Cultural & Educational Programs
EducationUSA at the embassy guides Georgian students through U.S. university applications across all degree levels — strong inflow into engineering, computer science, business, public policy, law, and the medical and biomedical fields. Fulbright Georgia is a long-running programme with both U.S.-bound Georgian scholars and Georgia-bound U.S. researchers each year. FLEX (Future Leaders Exchange) is one of the largest single State Department secondary-school programmes globally and Georgia is one of its most active sending countries — Georgian high-school students live with U.S. host families for an academic year. The Humphrey Fellowship, IVLP, the Critical Language Scholarship for U.S. students of Georgian, the Benjamin A. Gilman International Scholarship and the Boren Awards all run through this post. American Councils for International Education has a major Tbilisi office and runs Georgian-language and area-studies programming for U.S. researchers.

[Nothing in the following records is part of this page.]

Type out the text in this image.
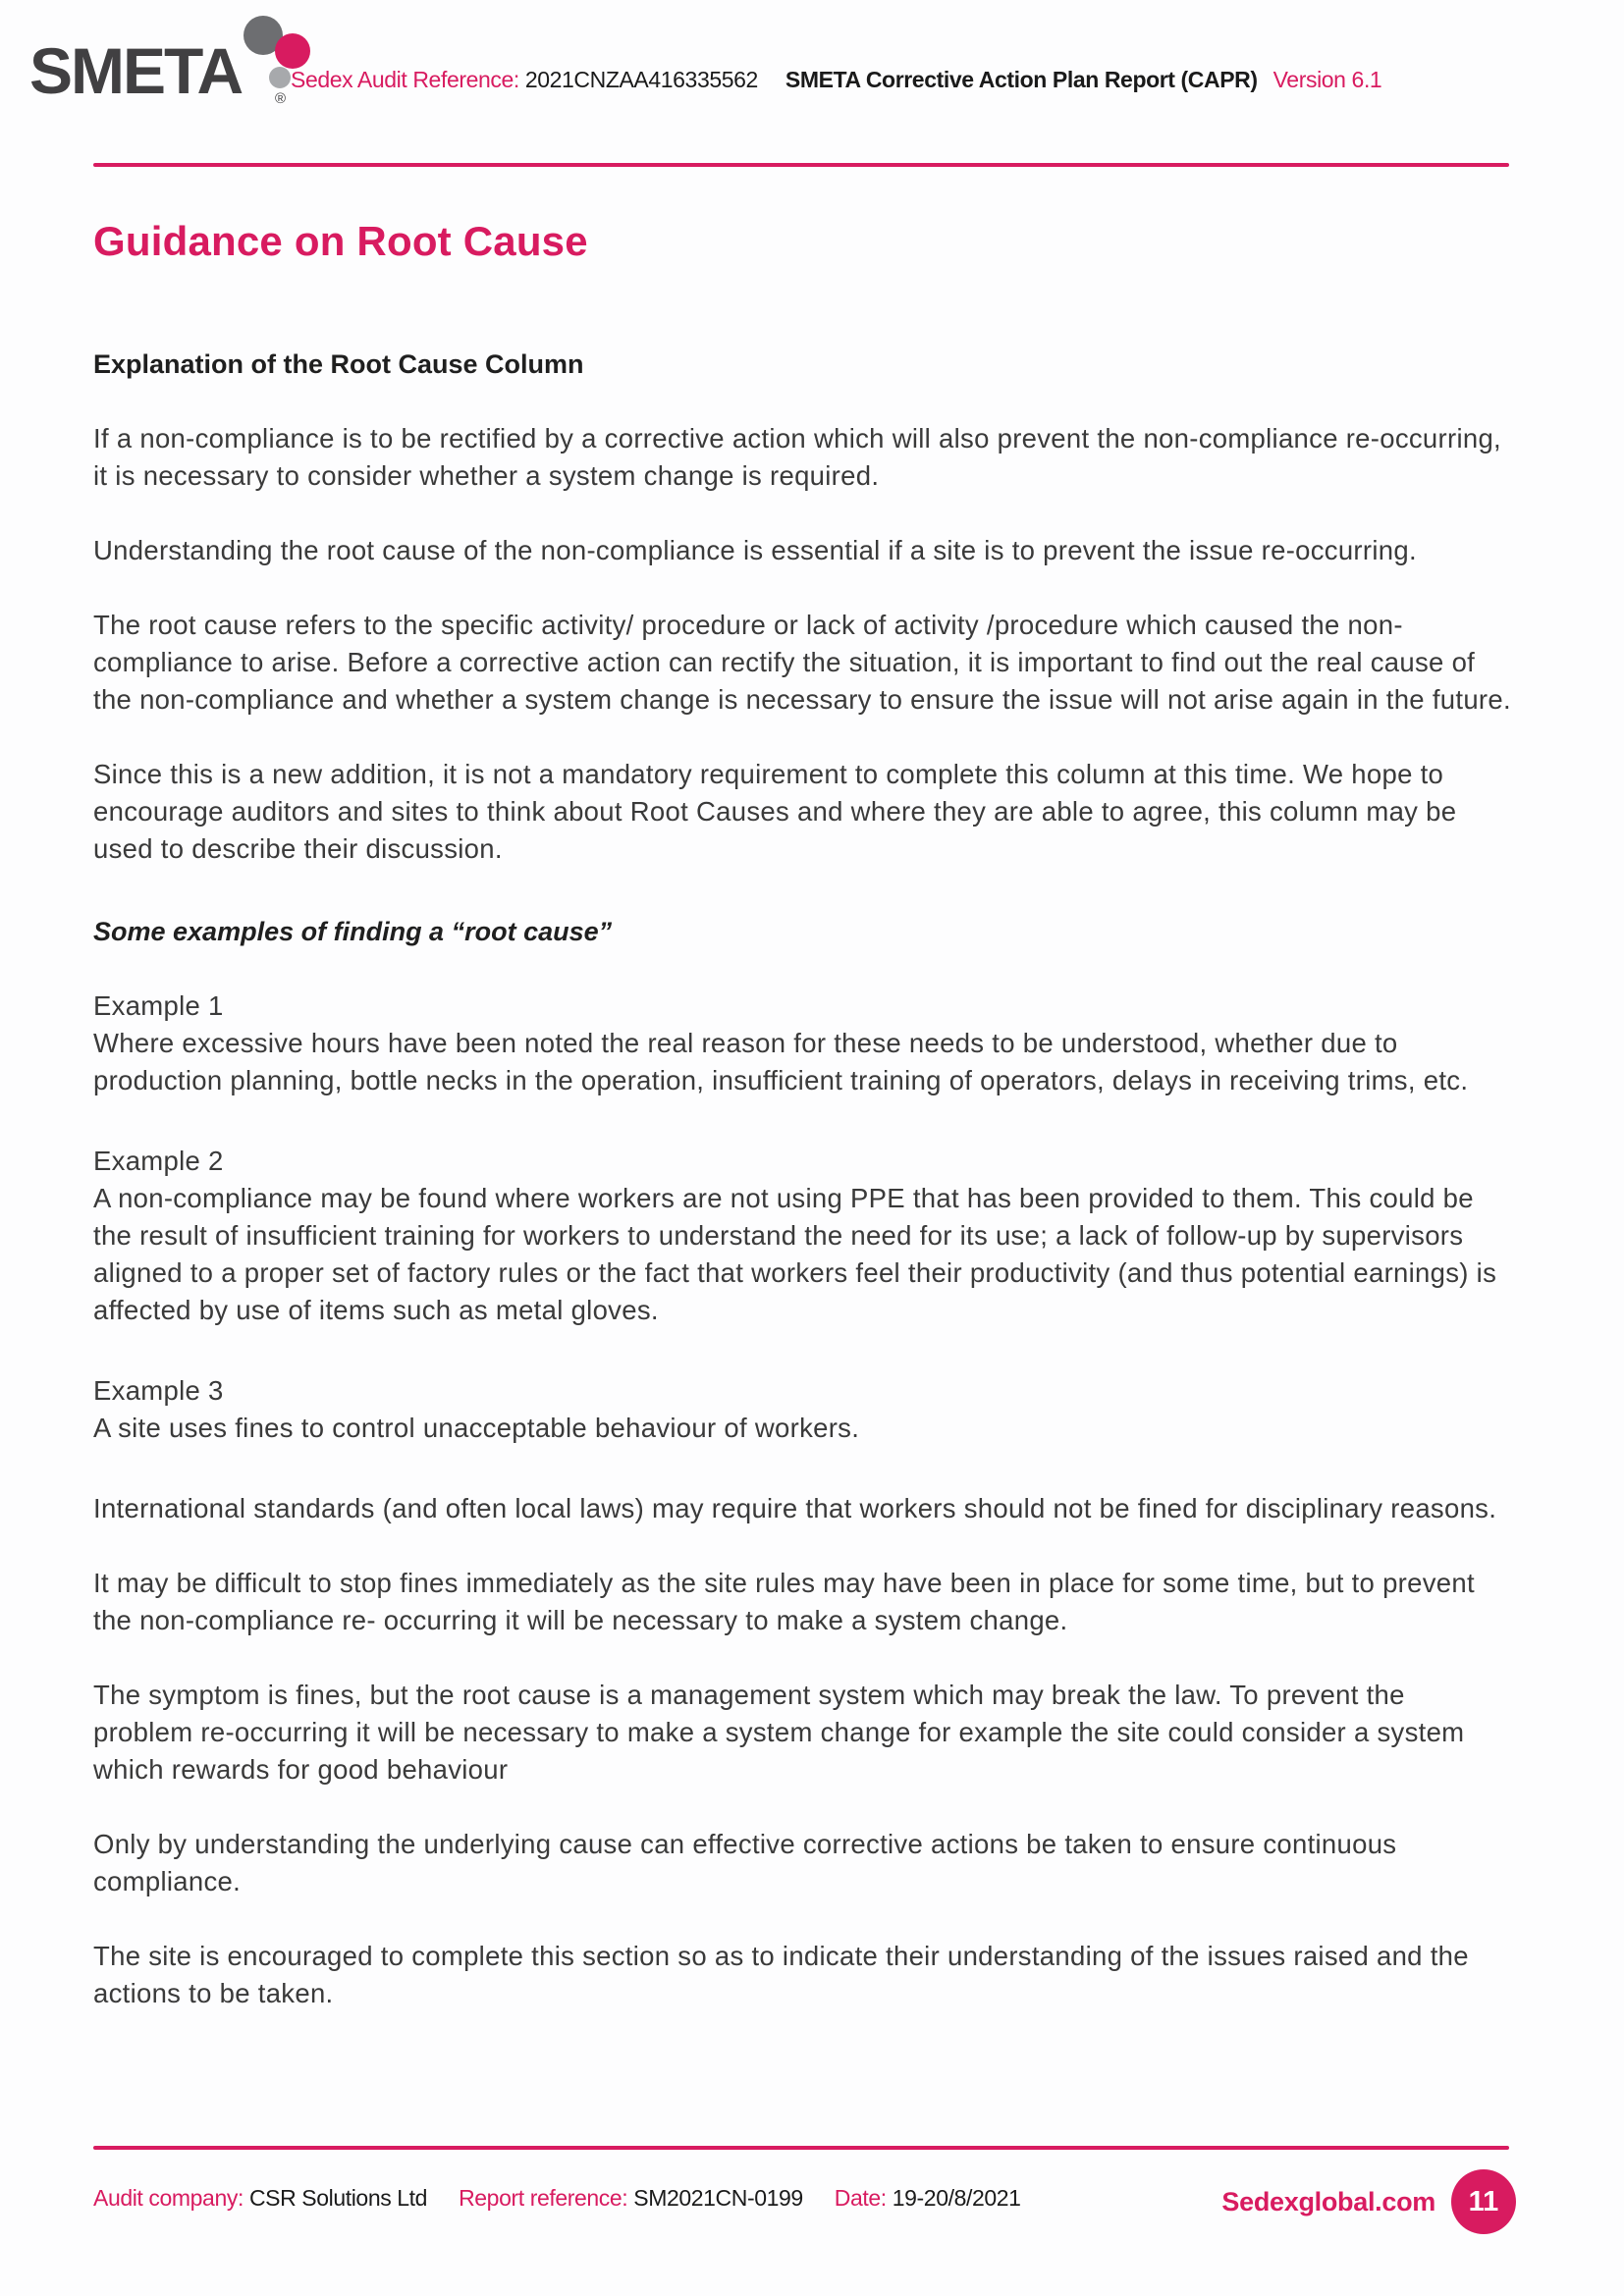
SMETA ®
Sedex Audit Reference: 2021CNZAA416335562 SMETA Corrective Action Plan Report (CAPR) Version 6.1
Guidance on Root Cause
Explanation of the Root Cause Column

If a non-compliance is to be rectified by a corrective action which will also prevent the non-compliance re-occurring, it is necessary to consider whether a system change is required.

Understanding the root cause of the non-compliance is essential if a site is to prevent the issue re-occurring.

The root cause refers to the specific activity/ procedure or lack of activity /procedure which caused the non-compliance to arise. Before a corrective action can rectify the situation, it is important to find out the real cause of the non-compliance and whether a system change is necessary to ensure the issue will not arise again in the future.

Since this is a new addition, it is not a mandatory requirement to complete this column at this time. We hope to encourage auditors and sites to think about Root Causes and where they are able to agree, this column may be used to describe their discussion.

Some examples of finding a “root cause”
Example 1
Where excessive hours have been noted the real reason for these needs to be understood, whether due to production planning, bottle necks in the operation, insufficient training of operators, delays in receiving trims, etc.
Example 2
A non-compliance may be found where workers are not using PPE that has been provided to them. This could be the result of insufficient training for workers to understand the need for its use; a lack of follow-up by supervisors aligned to a proper set of factory rules or the fact that workers feel their productivity (and thus potential earnings) is affected by use of items such as metal gloves.
Example 3
A site uses fines to control unacceptable behaviour of workers.

International standards (and often local laws) may require that workers should not be fined for disciplinary reasons.

It may be difficult to stop fines immediately as the site rules may have been in place for some time, but to prevent the non-compliance re- occurring it will be necessary to make a system change.

The symptom is fines, but the root cause is a management system which may break the law. To prevent the problem re-occurring it will be necessary to make a system change for example the site could consider a system which rewards for good behaviour

Only by understanding the underlying cause can effective corrective actions be taken to ensure continuous compliance.

The site is encouraged to complete this section so as to indicate their understanding of the issues raised and the actions to be taken.

Audit company: CSR Solutions Ltd Report reference: SM2021CN-0199 Date: 19-20/8/2021	Sedexglobal.com	11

Public-affairs programming includes the embassy's American Corners network across Georgia, English-language access programming and journalism-training engagements.
Appointment Information
Appointments are mandatory for all visa categories and routine ACS services and are booked through the U.S. consular appointment portal at usvisa-info.com. Wait times for nonimmigrant interviews vary by season — F-1 student-visa peaks correspond to the U.S. academic calendar, and applicants targeting fall U.S. start-dates should book well in advance. The embassy is in Didi Dighomi, north-western Tbilisi — accessible by taxi and bus from the city centre, roughly 25–35 minutes' drive from central Tbilisi depending on traffic, and about 40 minutes from Tbilisi International Airport (TBS). Visitors should consult the post's published guidance on prohibited items inside the compound — large bags, electronics, liquids — and plan for security screening at the perimeter. Emergency ACS cases reach the duty officer through the embassy's published numbers.
Special Notes
Georgia uses the Georgian lari (GEL); ATM, contactless and card-payment infrastructure is universal in Tbilisi and the regional cities and good across the country. Tbilisi International Airport (TBS) is the principal international gateway with European hub connections (Lufthansa to Frankfurt, Munich; Austrian to Vienna; LOT to Warsaw; ITA Airways to Rome; Turkish to Istanbul; Wizz Air to multiple Central European points; Pegasus to Istanbul Sabiha-Gökçen) and onward connections from those hubs to U.S. destinations; there are no nonstop U.S. routes. Kutaisi (KUT) handles ultra-low-cost European traffic (Wizz Air hub) and Batumi (BUS) handles seasonal Black Sea coast routes. Georgian and Russian are widely understood; English is the working second language of the embassy alongside Georgian. The Georgian alphabet is unique — the embassy and U.S.-government-issued documents use Latin transliteration alongside Georgian script. The compound at 29 Georgian-American Friendship Avenue, Didi Dighomi 0131, is named for the bilateral relationship itself. Documents issued in Georgian or Russian must be accompanied by certified English translations for U.S. visa purposes — a frequently underestimated practical step. Georgia's one-year visa-free stay for visitors of many nationalities (the so-called One-Year Rule) makes it a popular base for U.S. retirees and digital nomads, who form a small but visible part of the resident U.S.-citizen community ACS interacts with.